Bayesian Methods

Bayesian Hierarchical Models: Borrowing Strength Across Segments

How hierarchical Bayesian models share information across segments to improve estimates. Learn partial pooling, when it helps, and how to implement it.

Jan 296 min readstatstest_flow Bayesian Methods Supporting

Bayesian Hierarchical Models: Borrowing Strength Across Segments

Quick Hits

•Hierarchical models share information across segments -- small segments borrow strength from larger ones
•Partial pooling is the sweet spot between no pooling (separate estimates) and complete pooling (one estimate for all)
•Segments with less data are shrunk more toward the global mean; segments with more data keep their own estimate
•This is ideal for A/B test results by country, user tier, or product category
•The amount of shrinkage is learned from the data -- you do not have to set it manually

TL;DR

Hierarchical Bayesian models let segments borrow strength from each other. Small segments with noisy data are pulled toward the overall mean, while large segments retain their own estimates. This "partial pooling" gives better estimates than either analyzing each segment separately or ignoring segment differences entirely. This guide covers the intuition, implementation, and practical use cases.

The Problem: Segments with Unequal Data

A Common Scenario

You ran an A/B test globally. Now the PM asks: "What was the effect in each country?"

Country	Users	Conversions (Control)	Conversions (Treatment)	Observed Lift
US	50,000	6,000	6,400	+0.8%
UK	20,000	2,400	2,560	+0.8%
Germany	8,000	960	1,040	+1.0%
Brazil	2,000	240	280	+2.0%
Japan	500	55	75	+4.0%
Australia	200	22	30	+4.0%

Japan and Australia show huge lifts, but with tiny sample sizes. Are those real effects or noise?

Three Approaches

No pooling: Analyze each country separately. Japan's 4% lift has a massive confidence interval. Unreliable.
Complete pooling: Ignore countries, use the global estimate. Misses real country differences.
Partial pooling (hierarchical): Share information across countries. Small countries are pulled toward the global mean. Best of both worlds.

How Partial Pooling Works

The Model

Country effect ~ Normal(global_mean, between_country_sd)
Observed data ~ Likelihood(country_effect)
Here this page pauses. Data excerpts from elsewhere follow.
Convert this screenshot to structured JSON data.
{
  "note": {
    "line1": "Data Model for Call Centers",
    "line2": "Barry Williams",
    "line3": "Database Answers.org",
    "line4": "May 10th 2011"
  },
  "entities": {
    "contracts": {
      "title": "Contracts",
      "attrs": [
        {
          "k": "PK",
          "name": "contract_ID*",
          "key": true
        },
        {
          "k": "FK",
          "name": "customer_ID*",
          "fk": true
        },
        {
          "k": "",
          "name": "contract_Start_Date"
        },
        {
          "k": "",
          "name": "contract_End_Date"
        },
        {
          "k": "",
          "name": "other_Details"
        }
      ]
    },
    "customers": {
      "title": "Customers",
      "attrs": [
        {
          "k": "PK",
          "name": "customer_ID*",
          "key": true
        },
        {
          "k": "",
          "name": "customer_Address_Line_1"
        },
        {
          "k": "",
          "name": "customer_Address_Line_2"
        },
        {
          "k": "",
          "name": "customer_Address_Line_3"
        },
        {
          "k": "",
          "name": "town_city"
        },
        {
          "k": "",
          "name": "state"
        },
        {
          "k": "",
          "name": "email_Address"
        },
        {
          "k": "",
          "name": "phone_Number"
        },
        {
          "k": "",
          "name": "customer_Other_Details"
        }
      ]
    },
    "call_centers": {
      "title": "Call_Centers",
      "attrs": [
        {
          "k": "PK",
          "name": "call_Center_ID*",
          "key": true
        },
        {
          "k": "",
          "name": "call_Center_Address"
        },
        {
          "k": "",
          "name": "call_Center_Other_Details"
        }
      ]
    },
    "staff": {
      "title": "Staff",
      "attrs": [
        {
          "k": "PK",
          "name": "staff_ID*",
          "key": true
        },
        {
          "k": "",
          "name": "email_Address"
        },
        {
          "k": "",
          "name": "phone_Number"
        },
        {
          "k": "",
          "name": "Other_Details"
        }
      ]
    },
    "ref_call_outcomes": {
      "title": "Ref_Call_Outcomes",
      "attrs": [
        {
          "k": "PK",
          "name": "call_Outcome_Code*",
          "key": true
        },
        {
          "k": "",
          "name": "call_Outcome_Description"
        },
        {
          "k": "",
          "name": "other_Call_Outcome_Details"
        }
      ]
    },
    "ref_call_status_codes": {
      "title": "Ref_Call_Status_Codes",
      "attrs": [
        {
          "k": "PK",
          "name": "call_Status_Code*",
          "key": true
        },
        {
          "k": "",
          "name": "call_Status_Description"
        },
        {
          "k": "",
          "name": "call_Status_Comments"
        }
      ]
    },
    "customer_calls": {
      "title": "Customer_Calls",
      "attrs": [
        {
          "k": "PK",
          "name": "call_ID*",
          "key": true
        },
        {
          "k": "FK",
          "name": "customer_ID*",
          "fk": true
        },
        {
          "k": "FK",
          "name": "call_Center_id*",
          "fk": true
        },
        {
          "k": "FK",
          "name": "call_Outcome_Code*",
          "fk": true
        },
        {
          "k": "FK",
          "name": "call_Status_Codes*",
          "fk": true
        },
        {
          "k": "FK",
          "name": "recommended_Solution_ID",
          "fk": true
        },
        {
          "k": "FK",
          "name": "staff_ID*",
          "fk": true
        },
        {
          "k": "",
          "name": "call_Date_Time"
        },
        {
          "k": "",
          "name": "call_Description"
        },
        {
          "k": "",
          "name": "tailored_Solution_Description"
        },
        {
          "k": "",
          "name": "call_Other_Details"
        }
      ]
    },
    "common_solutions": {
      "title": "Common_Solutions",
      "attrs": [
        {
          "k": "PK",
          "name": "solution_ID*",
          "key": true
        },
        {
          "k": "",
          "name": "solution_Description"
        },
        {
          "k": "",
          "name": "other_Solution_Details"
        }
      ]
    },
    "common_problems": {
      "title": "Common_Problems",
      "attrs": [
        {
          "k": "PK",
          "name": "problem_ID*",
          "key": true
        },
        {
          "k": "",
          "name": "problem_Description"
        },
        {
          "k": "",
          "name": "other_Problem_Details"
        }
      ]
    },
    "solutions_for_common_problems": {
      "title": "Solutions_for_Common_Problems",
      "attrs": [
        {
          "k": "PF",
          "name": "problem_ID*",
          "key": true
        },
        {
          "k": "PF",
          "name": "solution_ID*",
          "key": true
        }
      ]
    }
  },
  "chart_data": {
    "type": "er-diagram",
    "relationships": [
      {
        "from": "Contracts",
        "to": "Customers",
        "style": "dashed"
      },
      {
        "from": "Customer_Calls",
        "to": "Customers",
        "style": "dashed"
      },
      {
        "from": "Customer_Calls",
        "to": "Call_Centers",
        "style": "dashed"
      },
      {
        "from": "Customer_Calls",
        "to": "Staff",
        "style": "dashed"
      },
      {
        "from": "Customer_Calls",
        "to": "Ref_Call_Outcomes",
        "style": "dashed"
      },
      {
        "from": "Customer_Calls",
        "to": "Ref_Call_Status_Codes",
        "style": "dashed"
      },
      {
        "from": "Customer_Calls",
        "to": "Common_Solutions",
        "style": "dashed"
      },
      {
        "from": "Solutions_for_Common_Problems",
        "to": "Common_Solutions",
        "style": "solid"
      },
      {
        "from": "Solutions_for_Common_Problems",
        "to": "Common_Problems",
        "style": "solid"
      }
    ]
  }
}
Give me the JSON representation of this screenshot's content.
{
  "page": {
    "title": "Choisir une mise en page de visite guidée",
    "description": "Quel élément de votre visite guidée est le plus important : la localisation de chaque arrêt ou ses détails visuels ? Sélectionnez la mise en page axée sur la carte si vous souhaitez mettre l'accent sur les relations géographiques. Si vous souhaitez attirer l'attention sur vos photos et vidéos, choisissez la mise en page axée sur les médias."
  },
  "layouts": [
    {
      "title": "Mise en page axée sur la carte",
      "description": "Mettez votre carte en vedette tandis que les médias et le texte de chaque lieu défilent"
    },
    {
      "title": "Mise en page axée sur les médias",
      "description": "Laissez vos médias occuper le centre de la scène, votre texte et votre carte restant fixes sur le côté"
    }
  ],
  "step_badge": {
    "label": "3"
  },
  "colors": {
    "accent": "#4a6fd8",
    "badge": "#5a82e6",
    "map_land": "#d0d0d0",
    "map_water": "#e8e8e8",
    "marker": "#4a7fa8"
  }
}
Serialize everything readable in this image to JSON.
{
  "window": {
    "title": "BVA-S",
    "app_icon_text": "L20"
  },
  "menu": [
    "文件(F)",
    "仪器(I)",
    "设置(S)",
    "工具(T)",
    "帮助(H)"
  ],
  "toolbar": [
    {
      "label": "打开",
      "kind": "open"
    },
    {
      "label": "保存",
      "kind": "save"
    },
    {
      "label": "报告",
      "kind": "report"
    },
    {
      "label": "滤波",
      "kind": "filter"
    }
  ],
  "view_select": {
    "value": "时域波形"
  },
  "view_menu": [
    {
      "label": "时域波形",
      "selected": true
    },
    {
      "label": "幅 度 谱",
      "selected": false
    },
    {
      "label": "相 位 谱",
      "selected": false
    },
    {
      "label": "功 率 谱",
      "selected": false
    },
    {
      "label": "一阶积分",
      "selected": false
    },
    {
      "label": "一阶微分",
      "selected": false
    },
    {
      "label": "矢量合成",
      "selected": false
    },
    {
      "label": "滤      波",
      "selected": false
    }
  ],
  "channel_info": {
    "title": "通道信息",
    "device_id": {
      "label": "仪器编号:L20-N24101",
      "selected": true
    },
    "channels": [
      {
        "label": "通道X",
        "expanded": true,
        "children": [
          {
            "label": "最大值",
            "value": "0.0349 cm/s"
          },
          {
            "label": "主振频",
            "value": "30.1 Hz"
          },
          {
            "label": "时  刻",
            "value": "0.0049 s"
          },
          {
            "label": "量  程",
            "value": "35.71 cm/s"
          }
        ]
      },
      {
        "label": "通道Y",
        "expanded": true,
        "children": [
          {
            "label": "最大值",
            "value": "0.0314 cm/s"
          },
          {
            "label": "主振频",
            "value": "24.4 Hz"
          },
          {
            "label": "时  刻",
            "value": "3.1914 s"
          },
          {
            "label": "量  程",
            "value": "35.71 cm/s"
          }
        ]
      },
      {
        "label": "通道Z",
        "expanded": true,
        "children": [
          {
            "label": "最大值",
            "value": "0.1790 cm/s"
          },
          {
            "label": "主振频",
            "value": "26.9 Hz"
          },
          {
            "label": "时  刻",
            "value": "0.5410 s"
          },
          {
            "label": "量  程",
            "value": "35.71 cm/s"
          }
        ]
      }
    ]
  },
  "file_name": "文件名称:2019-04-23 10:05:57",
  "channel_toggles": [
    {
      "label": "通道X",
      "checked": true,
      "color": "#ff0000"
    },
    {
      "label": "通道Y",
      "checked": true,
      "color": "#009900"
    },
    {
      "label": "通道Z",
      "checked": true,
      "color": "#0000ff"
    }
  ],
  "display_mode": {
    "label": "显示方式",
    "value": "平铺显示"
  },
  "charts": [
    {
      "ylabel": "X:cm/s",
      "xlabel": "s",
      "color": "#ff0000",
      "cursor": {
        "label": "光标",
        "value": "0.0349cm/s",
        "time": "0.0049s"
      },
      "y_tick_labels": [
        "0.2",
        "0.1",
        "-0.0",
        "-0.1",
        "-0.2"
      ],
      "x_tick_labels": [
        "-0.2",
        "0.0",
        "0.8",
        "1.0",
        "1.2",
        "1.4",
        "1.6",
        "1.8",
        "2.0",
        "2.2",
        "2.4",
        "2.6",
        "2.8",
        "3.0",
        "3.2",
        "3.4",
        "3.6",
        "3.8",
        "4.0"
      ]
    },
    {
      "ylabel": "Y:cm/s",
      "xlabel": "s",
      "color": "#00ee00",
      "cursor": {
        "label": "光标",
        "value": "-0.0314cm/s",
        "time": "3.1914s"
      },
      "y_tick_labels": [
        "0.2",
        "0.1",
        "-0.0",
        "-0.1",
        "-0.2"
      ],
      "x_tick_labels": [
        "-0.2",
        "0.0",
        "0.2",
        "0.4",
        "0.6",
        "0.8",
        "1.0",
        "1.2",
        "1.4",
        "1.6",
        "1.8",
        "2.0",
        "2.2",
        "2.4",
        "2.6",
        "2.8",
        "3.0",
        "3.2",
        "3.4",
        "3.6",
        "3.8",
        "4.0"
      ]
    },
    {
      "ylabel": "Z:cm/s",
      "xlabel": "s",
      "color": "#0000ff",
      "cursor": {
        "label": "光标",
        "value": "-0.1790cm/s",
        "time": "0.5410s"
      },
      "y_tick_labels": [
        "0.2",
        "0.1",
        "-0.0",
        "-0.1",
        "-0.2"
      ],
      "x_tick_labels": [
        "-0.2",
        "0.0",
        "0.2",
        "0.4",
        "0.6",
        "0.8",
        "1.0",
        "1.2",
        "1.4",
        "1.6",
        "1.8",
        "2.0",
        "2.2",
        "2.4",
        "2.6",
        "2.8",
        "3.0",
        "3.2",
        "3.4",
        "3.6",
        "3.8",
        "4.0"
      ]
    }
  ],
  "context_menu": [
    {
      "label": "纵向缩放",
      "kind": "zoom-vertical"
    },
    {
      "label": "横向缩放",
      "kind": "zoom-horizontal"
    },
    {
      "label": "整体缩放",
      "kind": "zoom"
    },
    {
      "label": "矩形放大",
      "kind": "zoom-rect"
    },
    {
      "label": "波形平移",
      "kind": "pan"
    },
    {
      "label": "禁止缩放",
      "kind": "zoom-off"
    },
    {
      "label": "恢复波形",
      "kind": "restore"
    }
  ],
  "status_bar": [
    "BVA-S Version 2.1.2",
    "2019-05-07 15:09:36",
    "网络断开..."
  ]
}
Each country has its own effect, but those effects are drawn from a shared distribution. The model estimates:

Global mean: The typical effect across all countries
Between-country SD: How much countries vary
Country-specific effects: Each country's estimate, shrunk toward the global mean

The Shrinkage Formula

For a simple case, the hierarchical estimate for country j is:

$\hat{\theta}_j^{hier} = w_j \cdot \hat{\theta}_j^{data} + (1 - w_j) \cdot \hat{\theta}_{global}$

Where the weight $w_j$ depends on the country's sample size relative to the between-country variance:

$w_j = \frac{n_j / \sigma^2_{within}}{n_j / \sigma^2_{within} + 1 / \sigma^2_{between}}$

Large $n_j$ (lots of data): $w_j \to 1$ , keep the country's own estimate
Small $n_j$ (little data): $w_j \to 0$ , shrink toward the global mean
Large $\sigma^2_{between}$ (countries are very different): $w_j$ increases, less shrinkage

Implementation

From Scratch

import numpy as np
from scipy import stats

def hierarchical_model_normal(group_means, group_ses, n_samples=10000):
    """
    Simple hierarchical Normal model via Gibbs sampling.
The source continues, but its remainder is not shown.